When discussing the United States’ draw, painful as a bad toothache it seemed, someone quipped that U.S. manager Jurgen Klinsmann should add a psychologist to his World Cup preparations, someone to lift spirits and ward off doom and gloom through mood-altering techniques of Zen and such.
My response to him: Klinsmann has been doing that all along.
Forging a positive, confident, aggressive mindset was a cornerstone of Klinsmann’s efforts to transform the United States national team from Day One.
Klinsmann told us all along – although it seemed to take a while for it to sink in – that any transformative efforts would not start at tactics. Whether the team lined up in 4-4-2 or 4-3-3 or even that notorious 3-6-1 was almost irrelevant. What did matter was the way his team approached the game. The way it attacked the entire project.
He wanted a team that imposed rather than reacted – tactically and in mental approach. In fact, that mind-set, that positive framing, was absolutely paramount.
He wanted the United States to stop being considered this sleeping giant and start acting like one. That meant imposing its will, regardless of the opposition. He wanted the players to lean on teams the way a New Jersey goodfellow leans on a target. He wanted a team that strode fearlessly into any situation – and then go take it to the poor saps.
So he stressed the benefits of seizing the initiative … and then not letting loose. He scheduled friendlies in tough places and then said “go take it to them!” No, it didn’t always work out in those friendlies, but winning friendlies was never the destination.
Against the lesser sides, if the team got ahead by a goal he wanted the players thinking “get a second.” When a two-goal lead was achieved, he wanted the charges thinking “now we need a third!”
The tactics and strategic approaches (like pressing up higher) would help create a mindset; the mindset would then help drive those strategic approaches, thus completing the behavioral circle.
And now we see this tough draw and must say: Klinsmann’s drive to establish a different, more aggressive mentality is about to pay off.
It’s not like Klinsmann had a crystal ball and had somehow become aware that the United States would be heaved into such a difficult situation. But he definitely wanted the team prepared for such an eventuality, ready to see a pit of despair and see a way out rather than feel bad about wading into it.
And now that the United States has, in fact, been lumped in with three teams that are either favorites to win the whole thing (Germany), blessed with one of the world’s best players (Portugal) or a historical troublemaker for the United States (Ghana), there is reason to believe the immediate, psychological blast wave has been deflected.
Listening to the United States players last week, there was zero indication of any real intimidation.
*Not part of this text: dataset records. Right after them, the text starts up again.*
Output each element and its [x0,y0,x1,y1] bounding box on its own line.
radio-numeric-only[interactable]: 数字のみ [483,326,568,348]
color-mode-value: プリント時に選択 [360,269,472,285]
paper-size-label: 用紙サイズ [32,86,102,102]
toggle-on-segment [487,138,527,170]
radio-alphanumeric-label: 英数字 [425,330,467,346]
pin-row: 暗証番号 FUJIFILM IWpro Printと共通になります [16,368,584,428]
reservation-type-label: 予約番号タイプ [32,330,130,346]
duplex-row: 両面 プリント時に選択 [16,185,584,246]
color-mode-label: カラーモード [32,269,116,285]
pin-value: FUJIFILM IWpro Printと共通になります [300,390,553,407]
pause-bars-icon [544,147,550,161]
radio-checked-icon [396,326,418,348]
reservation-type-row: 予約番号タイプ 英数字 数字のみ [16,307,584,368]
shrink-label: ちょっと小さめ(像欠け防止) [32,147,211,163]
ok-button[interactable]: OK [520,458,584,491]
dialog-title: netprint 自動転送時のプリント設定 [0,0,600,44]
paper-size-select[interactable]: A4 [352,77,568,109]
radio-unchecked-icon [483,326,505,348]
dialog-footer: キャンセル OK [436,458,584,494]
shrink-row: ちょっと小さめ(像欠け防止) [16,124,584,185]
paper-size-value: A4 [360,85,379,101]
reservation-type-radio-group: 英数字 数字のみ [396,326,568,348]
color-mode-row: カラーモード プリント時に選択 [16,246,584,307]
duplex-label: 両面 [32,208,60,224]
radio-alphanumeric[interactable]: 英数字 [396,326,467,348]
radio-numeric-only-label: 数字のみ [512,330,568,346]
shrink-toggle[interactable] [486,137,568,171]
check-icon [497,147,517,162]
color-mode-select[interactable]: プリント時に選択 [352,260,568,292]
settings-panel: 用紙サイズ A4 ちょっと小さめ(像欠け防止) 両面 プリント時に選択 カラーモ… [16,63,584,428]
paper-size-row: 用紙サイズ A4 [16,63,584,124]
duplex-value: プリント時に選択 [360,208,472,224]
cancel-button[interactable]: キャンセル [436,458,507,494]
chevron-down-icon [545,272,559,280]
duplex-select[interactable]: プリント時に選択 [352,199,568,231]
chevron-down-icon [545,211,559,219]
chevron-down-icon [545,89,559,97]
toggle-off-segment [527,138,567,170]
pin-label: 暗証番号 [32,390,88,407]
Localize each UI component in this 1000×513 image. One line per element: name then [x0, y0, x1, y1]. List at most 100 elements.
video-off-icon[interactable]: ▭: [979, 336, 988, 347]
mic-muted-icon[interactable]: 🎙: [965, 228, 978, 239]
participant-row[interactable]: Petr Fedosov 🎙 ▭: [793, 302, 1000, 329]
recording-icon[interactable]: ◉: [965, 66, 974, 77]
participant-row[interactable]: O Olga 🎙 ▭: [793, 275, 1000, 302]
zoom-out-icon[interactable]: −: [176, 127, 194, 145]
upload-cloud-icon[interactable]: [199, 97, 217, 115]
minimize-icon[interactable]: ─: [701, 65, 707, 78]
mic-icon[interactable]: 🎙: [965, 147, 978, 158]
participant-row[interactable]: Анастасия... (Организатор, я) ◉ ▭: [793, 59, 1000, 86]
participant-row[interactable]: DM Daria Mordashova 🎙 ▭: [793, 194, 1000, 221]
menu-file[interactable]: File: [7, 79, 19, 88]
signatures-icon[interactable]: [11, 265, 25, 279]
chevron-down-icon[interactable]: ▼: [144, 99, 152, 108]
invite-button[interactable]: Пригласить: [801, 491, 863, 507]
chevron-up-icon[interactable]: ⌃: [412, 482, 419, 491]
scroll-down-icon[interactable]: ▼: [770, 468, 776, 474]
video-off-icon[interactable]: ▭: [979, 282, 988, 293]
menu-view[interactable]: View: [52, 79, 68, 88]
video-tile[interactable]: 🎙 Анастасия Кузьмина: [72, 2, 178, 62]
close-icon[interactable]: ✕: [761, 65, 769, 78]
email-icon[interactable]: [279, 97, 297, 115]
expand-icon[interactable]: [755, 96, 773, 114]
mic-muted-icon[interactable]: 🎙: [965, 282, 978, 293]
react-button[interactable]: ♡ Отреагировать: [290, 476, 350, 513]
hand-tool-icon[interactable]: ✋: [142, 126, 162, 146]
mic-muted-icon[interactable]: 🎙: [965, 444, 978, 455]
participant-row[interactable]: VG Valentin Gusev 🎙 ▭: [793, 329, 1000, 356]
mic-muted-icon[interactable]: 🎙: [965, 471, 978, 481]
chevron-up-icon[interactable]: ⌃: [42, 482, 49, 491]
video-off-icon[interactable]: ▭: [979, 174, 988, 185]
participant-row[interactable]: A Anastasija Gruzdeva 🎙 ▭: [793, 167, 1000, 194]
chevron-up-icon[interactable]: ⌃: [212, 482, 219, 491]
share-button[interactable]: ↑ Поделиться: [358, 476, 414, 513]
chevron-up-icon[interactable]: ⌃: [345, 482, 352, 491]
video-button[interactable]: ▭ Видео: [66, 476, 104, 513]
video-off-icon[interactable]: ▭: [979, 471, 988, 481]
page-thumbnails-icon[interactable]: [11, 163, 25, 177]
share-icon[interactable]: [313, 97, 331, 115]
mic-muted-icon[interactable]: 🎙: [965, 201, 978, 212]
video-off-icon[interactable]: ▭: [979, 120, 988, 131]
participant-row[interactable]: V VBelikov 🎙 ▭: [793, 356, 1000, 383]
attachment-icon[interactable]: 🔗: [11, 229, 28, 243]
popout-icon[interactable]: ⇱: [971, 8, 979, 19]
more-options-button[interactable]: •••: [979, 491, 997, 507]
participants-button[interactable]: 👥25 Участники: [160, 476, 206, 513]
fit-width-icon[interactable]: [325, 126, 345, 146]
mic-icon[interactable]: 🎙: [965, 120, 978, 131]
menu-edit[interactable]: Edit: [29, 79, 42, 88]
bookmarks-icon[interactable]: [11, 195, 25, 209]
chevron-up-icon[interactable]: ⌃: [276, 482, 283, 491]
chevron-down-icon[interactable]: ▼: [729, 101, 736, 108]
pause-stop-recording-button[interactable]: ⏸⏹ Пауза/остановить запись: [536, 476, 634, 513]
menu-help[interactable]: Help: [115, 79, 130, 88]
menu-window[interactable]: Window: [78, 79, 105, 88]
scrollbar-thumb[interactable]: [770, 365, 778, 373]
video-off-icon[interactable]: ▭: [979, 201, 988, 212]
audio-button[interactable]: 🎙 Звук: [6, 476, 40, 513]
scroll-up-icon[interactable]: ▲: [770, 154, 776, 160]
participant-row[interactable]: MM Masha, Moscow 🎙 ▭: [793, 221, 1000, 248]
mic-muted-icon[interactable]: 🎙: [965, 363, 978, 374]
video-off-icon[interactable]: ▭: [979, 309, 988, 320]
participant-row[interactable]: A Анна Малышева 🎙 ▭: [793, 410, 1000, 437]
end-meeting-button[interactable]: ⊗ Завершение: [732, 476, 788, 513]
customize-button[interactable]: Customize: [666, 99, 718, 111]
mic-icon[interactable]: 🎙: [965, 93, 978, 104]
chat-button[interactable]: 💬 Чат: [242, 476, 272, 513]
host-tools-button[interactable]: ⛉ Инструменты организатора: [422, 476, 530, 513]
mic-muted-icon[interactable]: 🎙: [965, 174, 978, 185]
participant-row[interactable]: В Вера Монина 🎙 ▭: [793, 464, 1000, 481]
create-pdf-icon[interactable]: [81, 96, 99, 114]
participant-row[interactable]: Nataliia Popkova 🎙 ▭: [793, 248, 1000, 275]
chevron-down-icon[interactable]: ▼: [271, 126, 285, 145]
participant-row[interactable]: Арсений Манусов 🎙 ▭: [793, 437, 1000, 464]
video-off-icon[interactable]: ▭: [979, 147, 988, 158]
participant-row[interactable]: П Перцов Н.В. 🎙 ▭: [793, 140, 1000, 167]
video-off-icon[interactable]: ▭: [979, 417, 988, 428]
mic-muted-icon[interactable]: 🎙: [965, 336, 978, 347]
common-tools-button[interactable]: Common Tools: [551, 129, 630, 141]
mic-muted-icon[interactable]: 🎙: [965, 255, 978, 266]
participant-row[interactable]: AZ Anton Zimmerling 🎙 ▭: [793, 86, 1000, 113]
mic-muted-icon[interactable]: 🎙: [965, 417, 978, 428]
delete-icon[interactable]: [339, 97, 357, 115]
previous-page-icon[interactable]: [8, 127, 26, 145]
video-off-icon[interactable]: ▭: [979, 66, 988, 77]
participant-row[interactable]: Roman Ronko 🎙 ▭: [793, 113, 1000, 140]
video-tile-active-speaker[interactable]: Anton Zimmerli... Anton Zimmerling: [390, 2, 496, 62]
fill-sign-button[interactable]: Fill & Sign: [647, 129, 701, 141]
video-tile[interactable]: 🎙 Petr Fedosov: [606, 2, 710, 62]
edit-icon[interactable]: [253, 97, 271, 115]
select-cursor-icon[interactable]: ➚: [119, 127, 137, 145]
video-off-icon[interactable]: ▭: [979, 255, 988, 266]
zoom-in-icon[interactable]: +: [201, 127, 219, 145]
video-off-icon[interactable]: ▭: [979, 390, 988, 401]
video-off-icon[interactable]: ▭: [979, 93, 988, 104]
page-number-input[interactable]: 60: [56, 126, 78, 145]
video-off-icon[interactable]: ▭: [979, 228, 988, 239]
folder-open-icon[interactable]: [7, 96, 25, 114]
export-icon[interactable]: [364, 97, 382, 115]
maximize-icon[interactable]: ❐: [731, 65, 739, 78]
While it’s reasonable to assume the United States players would say such positive things, and while it’s dangerous to guess what is rattling around someone’s noggin, from up close it certainly looked and sounded like Clint Dempsey (pictured above left), Omar Gonzalez, Kyle Beckerman, Graham Zusi and others were just happy to know more about the impending task – and ready to get the heck after it.
If the United States makes some hay in Brazil next summer, we’ll have to point back to Klinsmann’s initial initiative, his efforts to craft a more positive, less reactionary mindset – his essential Klinsi-ness, really – as a major contributing factor.